Zartath tomó aire y se sentó. Las espadas volvieron a ocultarse en su avambrazo.
—Sí, constantemente.
—¿Qué vamos a hacer con él? —preguntó Halknarr, mirando a He’stan en busca de consejo, pero el padre forjador parecía contentarse sólo con mirar.
Praetor resolló. Resultaba evidente que estaba molesto.
—Por ahora se quedará aquí. —Se volvió hacia Zartath, que parecía estar a punto de estallar de nuevo—. Siempre y cuando sepa comportarse.
—Puedo examinarle en el apotecarión —se ofreció Emek—. Algunas de sus heridas parecen recientes.
—No necesito asistencia —dijo el dragón negro, muy enfadado.
—Aun así tendrás que ir con nuestro apotecario —dijo Praetor.

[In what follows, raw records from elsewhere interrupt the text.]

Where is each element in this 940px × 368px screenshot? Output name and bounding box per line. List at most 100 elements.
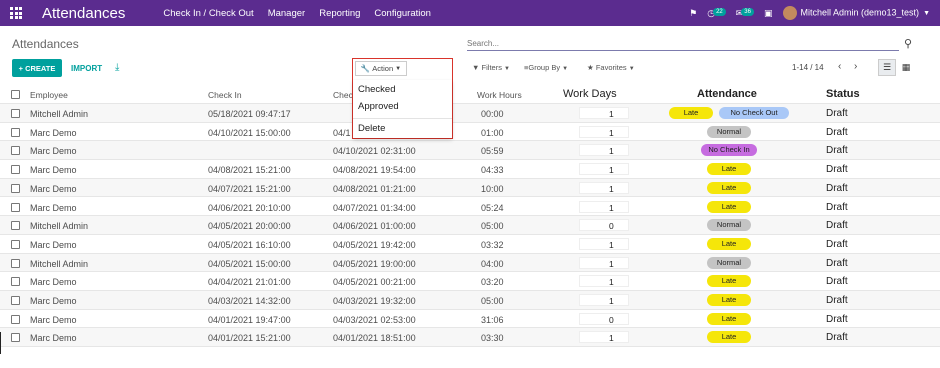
work-days-box — [579, 181, 629, 194]
row-checkbox[interactable] — [11, 258, 20, 268]
avatar — [782, 6, 797, 20]
caret-down-icon: ▼ — [504, 66, 510, 72]
table-row[interactable]: Marc Demo 04/10/2021 15:00:00 04/1 01:00 1 No… — [0, 123, 940, 142]
gift-icon[interactable]: ▣ — [764, 8, 773, 19]
column-header-attendance[interactable]: Attendance — [697, 88, 757, 100]
row-checkbox[interactable] — [11, 127, 20, 137]
attendance-badge: Late — [707, 294, 751, 306]
row-checkbox[interactable] — [11, 165, 20, 175]
employee-cell: Marc Demo — [30, 277, 77, 288]
table-row[interactable]: Marc Demo 04/05/2021 16:10:00 04/05/2021 1… — [0, 235, 940, 254]
table-row[interactable]: Marc Demo 04/06/2021 20:10:00 04/07/2021 0… — [0, 198, 940, 217]
user-menu[interactable]: Mitchell Admin (demo13_test) ▼ — [782, 6, 930, 20]
column-header-check-in[interactable]: Check In — [208, 90, 242, 100]
download-icon[interactable]: ⤓ — [115, 62, 119, 73]
attendance-badge: Late — [707, 331, 751, 344]
work-days-box — [579, 256, 629, 269]
search-input[interactable] — [467, 36, 899, 50]
menu-check-in-out[interactable]: Check In / Check Out — [163, 8, 253, 19]
employee-cell: Marc Demo — [30, 296, 77, 306]
groupby-label: Group By — [528, 63, 561, 72]
table-row[interactable]: Marc Demo 04/01/2021 19:47:00 04/03/2021 0… — [0, 310, 940, 329]
action-dropdown: Checked Approved Delete — [353, 80, 452, 138]
check-out-cell: 04/06/2021 01:00:00 — [333, 221, 416, 232]
column-header-employee[interactable]: Employee — [30, 90, 68, 100]
filters-button[interactable]: ▼ Filters ▼ — [472, 63, 510, 72]
menu-divider — [353, 118, 452, 119]
import-button[interactable]: IMPORT — [71, 64, 102, 73]
action-button[interactable]: 🔧 Action ▼ — [355, 61, 407, 76]
column-header-check-out[interactable]: Chec — [333, 90, 353, 100]
status-cell: Draft — [826, 201, 848, 213]
table-row[interactable]: Mitchell Admin 04/05/2021 15:00:00 04/05/2… — [0, 253, 940, 273]
check-out-cell: 04/10/2021 02:31:00 — [333, 146, 416, 157]
table-row[interactable]: Mitchell Admin 05/18/2021 09:47:17 00:00 1 L… — [0, 104, 940, 123]
status-cell: Draft — [826, 108, 848, 119]
select-all-checkbox[interactable] — [11, 90, 20, 99]
table-row[interactable]: Mitchell Admin 04/05/2021 20:00:00 04/06/2… — [0, 216, 940, 235]
row-checkbox[interactable] — [11, 314, 20, 324]
work-days-cell: 0 — [609, 221, 614, 232]
work-hours-cell: 03:30 — [481, 333, 504, 344]
check-out-cell: 04/1 — [333, 127, 351, 138]
pager-next-icon[interactable]: › — [854, 61, 857, 72]
pager-previous-icon[interactable]: ‹ — [838, 61, 841, 72]
row-checkbox[interactable] — [11, 239, 20, 249]
table-row[interactable]: Marc Demo 04/07/2021 15:21:00 04/08/2021 0… — [0, 178, 940, 198]
favorites-button[interactable]: ★ Favorites ▼ — [587, 63, 635, 72]
groupby-button[interactable]: ≡Group By ▼ — [524, 63, 568, 72]
attendance-badge: Normal — [707, 125, 751, 138]
row-checkbox[interactable] — [11, 109, 20, 118]
row-checkbox[interactable] — [11, 221, 20, 231]
action-menu-delete[interactable]: Delete — [358, 123, 385, 134]
check-in-cell: 04/07/2021 15:21:00 — [208, 183, 291, 194]
table-row[interactable]: Marc Demo 04/01/2021 15:21:00 04/01/2021 1… — [0, 328, 940, 348]
table-row[interactable]: Marc Demo 04/10/2021 02:31:00 05:59 1 No Che… — [0, 141, 940, 161]
row-checkbox[interactable] — [11, 277, 20, 287]
work-days-cell: 0 — [609, 314, 614, 325]
row-checkbox[interactable] — [11, 202, 20, 212]
column-header-work-hours[interactable]: Work Hours — [477, 90, 522, 100]
row-checkbox[interactable] — [11, 333, 20, 343]
status-cell: Draft — [826, 295, 848, 306]
create-button[interactable]: + CREATE — [12, 59, 62, 77]
menu-manager[interactable]: Manager — [268, 8, 306, 19]
work-days-box — [579, 275, 629, 288]
column-header-status[interactable]: Status — [826, 88, 860, 100]
status-cell: Draft — [826, 276, 848, 288]
row-checkbox[interactable] — [11, 183, 20, 193]
row-checkbox[interactable] — [11, 146, 20, 156]
menu-reporting[interactable]: Reporting — [319, 8, 360, 19]
action-menu-approved[interactable]: Approved — [358, 101, 399, 112]
action-menu-checked[interactable]: Checked — [358, 84, 396, 95]
status-cell: Draft — [826, 238, 848, 250]
kanban-view-icon[interactable]: ▦ — [897, 59, 915, 76]
work-days-cell: 1 — [609, 109, 614, 119]
check-out-cell: 04/01/2021 18:51:00 — [333, 333, 416, 344]
table-row[interactable]: Marc Demo 04/04/2021 21:01:00 04/05/2021 0… — [0, 272, 940, 291]
work-days-cell: 1 — [609, 239, 614, 250]
table-row[interactable]: Marc Demo 04/03/2021 14:32:00 04/03/2021 1… — [0, 291, 940, 310]
messages-icon[interactable]: ✉36 — [736, 7, 754, 19]
menu-configuration[interactable]: Configuration — [374, 8, 431, 19]
activity-icon[interactable]: ◷22 — [707, 7, 726, 19]
work-days-cell: 1 — [609, 127, 614, 138]
work-days-box — [579, 294, 629, 306]
check-in-cell: 04/01/2021 15:21:00 — [208, 333, 291, 344]
caret-down-icon: ▼ — [395, 65, 402, 72]
search-icon[interactable]: ⚲ — [904, 37, 912, 50]
check-in-cell: 04/05/2021 16:10:00 — [208, 239, 291, 250]
column-header-work-days[interactable]: Work Days — [563, 88, 617, 100]
bug-icon[interactable]: ⚑ — [689, 8, 697, 19]
table-header: Employee Check In Chec Work Hours Work D… — [0, 85, 940, 104]
list-view-icon[interactable]: ☰ — [878, 59, 896, 76]
pager-value[interactable]: 1-14 / 14 — [792, 63, 824, 72]
table-row[interactable]: Marc Demo 04/08/2021 15:21:00 04/08/2021 1… — [0, 160, 940, 179]
apps-menu-icon[interactable] — [0, 0, 32, 26]
row-checkbox[interactable] — [11, 296, 20, 305]
work-days-cell: 1 — [609, 333, 614, 344]
check-out-cell: 04/08/2021 19:54:00 — [333, 165, 416, 176]
caret-down-icon: ▼ — [628, 66, 635, 72]
work-hours-cell: 10:00 — [481, 183, 504, 194]
check-out-cell: 04/08/2021 01:21:00 — [333, 183, 416, 194]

Cuando comprendió que no tenía elección, Zartath acató la voluntad de sus nuevos cuidadores y abandonó la estancia junto a Emek sin causar más incidentes.
—Es un extraño aliado —dijo Halknarr una vez que Zartath se hubo marchado.
—Sin embargo, debo responder por él —contestó Elysius—. De no haber sido por Zartath, los eldars oscuros habrían dado con nosotros mucho antes de lo que lo hicieron. Pero a pesar de eso han sido muchos los que han caído para permitirnos llegar tan lejos.
—Al menos los espectros del crepúsculo no han conseguido hacerse con tu cabeza, capellán —dijo Halknarr.
Elysius asintió, aunque en lo más profundo de su ser no estaba tan seguro. En su interior se preguntaba si realmente era él a quien buscaban. Quizá el propósito de los eldars oscuros no hubiese sido ése. En su interior sentía un débil pensamiento que aún no había salido a la superficie. Elysius se preguntaba si en realidad no había sido más que un simple cebo con el que intentaban atrapar a una presa muy diferente.
—Tecnomarine.
La voz estentórea de Praetor sacó al capellán de sus divagaciones. El salamandra que estaba ante los controles del teleportarium se irguió para recibir órdenes del sargento.
—Introduce las coordenadas de los Estrechos de Ferron. Llévanos al fragor de la batalla. Quiero que la sangre manche mi martillo una última vez antes de que esto termine.
Todos los salamandras presentes estuvieron de acuerdo.
Una sonrisa adusta se dibujó en el rostro del padre forjador mientras accedía a la plataforma de teleportación junto a sus hermanos. Tsu’gan habría estado de acuerdo.